Conclusion: This study demonstrates the safety and feasibility of drone-delivered AEDs to real OHCAs. Improved time to AED delivery was limited due to swift ambulance service, highlighting the importance of strategic AED drone placement.

Resuscitation plus
Public awareness of automated external defibrillator (AED)s and their location: Results of a cross-sectional survey in North Carolina.
Yonis H, Kaltenbach LA, Nouhravesh N, Mark D, Blewer AL, Hansen CM, Kragholm K, Torp-Pedersen C, Starks MA, Al-Khatib SM, Monk L, Jollis J, Sasson C, Krychtiuk KA, Granger CB, RACE-CARS Study Team. Resusc Plus. 2025;22:100897
DOI: 10.1016/j.resplu.2025.100897

Targeted temperature management at 33 versus 36 degrees after out-of-hospital cardiac arrest: A follow-up study.
Doerning R, Danielson KR, Hall J, Counts CR, Sayre MR, Wahlster S, Town JA, Scruggs S, Carlbom DJ, Johnson NJ. Resusc Plus. 2025;22:100921
DOI: 10.1016/j.resplu.2025.100921

Aim: Targeted temperature management (TTM) is commonly used in the setting of out-of-hospital cardiac arrest (OHCA) to improve survival and functional outcomes. However, real-world evidence of effects and optimal temperature are limited. To help address this, we examined associations between TTM and neurologically-intact survival after non-traumatic OHCA across changing institutional TTM temperature goals.

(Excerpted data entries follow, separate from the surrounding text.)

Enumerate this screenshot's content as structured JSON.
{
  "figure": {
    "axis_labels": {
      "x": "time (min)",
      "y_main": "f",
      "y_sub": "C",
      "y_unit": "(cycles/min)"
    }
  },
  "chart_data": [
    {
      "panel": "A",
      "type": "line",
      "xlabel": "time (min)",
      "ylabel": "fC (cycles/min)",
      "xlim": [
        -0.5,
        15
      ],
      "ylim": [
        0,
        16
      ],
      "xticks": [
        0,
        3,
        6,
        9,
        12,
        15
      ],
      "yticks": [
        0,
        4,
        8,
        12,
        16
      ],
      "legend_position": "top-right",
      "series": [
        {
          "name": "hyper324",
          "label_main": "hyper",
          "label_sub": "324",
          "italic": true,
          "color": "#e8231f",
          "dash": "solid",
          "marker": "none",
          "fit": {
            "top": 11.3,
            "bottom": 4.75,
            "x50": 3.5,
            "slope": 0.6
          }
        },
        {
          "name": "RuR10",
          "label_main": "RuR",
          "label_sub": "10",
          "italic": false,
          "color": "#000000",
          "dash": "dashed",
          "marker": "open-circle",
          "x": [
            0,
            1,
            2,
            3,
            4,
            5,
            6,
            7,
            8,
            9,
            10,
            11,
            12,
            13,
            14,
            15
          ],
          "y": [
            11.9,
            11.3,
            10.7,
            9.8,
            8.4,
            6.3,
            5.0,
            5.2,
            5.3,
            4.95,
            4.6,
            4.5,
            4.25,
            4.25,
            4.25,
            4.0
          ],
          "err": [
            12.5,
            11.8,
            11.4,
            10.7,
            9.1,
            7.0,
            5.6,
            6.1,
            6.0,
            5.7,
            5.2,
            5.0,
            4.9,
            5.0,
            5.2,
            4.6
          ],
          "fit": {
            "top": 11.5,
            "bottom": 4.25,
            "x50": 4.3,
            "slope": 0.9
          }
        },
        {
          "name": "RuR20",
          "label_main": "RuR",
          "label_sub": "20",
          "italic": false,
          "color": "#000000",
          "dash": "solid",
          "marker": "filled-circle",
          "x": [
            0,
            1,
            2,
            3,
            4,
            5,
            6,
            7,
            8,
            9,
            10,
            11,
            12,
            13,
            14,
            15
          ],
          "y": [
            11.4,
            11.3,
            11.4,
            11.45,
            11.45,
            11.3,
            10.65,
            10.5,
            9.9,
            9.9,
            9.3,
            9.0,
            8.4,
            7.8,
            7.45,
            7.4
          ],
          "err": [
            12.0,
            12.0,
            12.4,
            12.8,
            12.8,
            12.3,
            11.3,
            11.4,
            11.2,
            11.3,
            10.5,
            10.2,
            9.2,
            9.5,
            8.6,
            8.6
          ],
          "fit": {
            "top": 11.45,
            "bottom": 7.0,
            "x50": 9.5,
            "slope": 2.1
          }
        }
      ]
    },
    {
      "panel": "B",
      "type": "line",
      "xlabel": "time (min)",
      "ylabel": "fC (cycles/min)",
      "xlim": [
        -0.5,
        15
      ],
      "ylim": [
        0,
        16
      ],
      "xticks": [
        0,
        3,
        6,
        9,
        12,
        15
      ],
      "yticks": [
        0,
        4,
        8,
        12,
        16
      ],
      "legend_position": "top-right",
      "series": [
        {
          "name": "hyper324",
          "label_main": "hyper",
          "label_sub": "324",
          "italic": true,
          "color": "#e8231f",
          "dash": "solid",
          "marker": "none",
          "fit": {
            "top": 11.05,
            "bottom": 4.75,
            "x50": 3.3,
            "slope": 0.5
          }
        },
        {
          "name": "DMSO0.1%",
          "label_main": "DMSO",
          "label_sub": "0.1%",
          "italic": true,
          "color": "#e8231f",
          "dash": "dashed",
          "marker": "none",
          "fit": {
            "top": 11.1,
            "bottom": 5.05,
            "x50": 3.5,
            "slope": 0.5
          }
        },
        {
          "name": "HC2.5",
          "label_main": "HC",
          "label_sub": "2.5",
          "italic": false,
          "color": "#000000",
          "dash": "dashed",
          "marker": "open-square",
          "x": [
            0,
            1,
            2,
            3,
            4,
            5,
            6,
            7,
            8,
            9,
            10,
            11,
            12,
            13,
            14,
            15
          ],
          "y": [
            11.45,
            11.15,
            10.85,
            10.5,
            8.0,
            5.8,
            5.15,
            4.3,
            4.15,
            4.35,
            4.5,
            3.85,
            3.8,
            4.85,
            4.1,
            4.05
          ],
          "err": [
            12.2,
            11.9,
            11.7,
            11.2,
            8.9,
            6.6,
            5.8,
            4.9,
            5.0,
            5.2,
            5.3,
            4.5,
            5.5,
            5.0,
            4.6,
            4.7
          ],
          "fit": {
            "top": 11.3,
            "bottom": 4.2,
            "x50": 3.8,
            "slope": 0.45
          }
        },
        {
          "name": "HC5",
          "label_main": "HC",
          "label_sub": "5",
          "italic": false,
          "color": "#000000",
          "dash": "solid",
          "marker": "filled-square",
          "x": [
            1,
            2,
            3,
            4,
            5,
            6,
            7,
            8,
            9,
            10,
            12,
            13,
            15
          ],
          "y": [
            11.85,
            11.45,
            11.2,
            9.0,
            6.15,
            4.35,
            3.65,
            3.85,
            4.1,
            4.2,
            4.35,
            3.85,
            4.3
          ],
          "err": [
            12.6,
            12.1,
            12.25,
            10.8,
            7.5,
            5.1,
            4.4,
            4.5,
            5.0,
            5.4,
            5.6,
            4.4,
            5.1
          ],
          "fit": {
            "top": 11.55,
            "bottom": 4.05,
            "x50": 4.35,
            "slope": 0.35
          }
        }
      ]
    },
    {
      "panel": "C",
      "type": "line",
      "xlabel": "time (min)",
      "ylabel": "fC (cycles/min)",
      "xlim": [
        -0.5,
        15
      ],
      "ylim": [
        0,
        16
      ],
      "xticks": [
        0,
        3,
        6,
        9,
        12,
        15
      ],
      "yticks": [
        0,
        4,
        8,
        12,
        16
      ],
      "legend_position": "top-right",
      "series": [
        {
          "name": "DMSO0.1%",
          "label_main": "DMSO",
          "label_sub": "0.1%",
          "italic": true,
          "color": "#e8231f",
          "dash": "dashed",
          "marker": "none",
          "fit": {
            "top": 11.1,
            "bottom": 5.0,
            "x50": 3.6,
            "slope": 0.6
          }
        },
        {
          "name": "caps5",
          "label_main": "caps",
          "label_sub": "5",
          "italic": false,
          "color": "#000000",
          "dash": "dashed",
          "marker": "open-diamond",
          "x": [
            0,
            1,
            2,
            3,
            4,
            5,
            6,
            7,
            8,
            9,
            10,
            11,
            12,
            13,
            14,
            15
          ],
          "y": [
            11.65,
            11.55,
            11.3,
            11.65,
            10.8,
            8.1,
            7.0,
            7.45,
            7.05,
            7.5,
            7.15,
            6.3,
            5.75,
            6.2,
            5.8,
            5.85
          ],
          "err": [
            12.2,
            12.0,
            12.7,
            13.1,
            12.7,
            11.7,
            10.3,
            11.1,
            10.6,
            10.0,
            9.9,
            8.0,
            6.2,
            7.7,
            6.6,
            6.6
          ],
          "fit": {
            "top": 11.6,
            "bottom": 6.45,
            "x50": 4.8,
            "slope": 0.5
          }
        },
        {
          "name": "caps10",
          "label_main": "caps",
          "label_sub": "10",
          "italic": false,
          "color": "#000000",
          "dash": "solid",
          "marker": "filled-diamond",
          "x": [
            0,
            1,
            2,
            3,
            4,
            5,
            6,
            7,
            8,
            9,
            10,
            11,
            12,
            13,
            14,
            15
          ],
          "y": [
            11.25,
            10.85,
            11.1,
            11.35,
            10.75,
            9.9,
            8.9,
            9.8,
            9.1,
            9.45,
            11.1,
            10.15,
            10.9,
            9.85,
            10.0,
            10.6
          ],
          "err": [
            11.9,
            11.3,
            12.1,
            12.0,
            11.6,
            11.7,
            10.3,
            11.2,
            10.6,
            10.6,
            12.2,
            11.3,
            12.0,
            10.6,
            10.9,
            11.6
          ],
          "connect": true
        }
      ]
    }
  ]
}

Methods: We performed a single-site, retrospective, cohort study of adults with non-traumatic OHCA who arrived comatose to the emergency department and received TTM from 2010 to 2020. Primary exposure was TTM goal temperature. Institutional goal temperature changed from 33 °C (TTM33-1) to 36 °C (TTM36) in 2014 and back to 33 °C (TTM33-2) in 2017. The primary outcome was neurologically-intact survival at discharge, defined as Cerebral Performance Category score of 1 or 2. Secondary outcomes included survival to hospital discharge and care processes. Multivariable logistic regression analysis evaluated association between TTM goal and neurological outcome.

Results: Of 1,469 OCHA patients meeting inclusion criteria, 800 (54%) received TTM. TTM was initiated more frequently during TTM33-1 (60%) than TTM36 (52%) or TTM33-2 (52%). After adjustment for demographic and cardiac arrest characteristics, there was no significant association between TTM goal temperature of 33 °C and neurologically-intact survival, versus 36 °C (adjusted odds ratio 1.10, 95% confidence interval 0.76, 1.60).

Conclusion: TTM goal temperature was not significantly associated with neurologically-intact survival of adult OHCA patients who arrived comatose to the emergency department.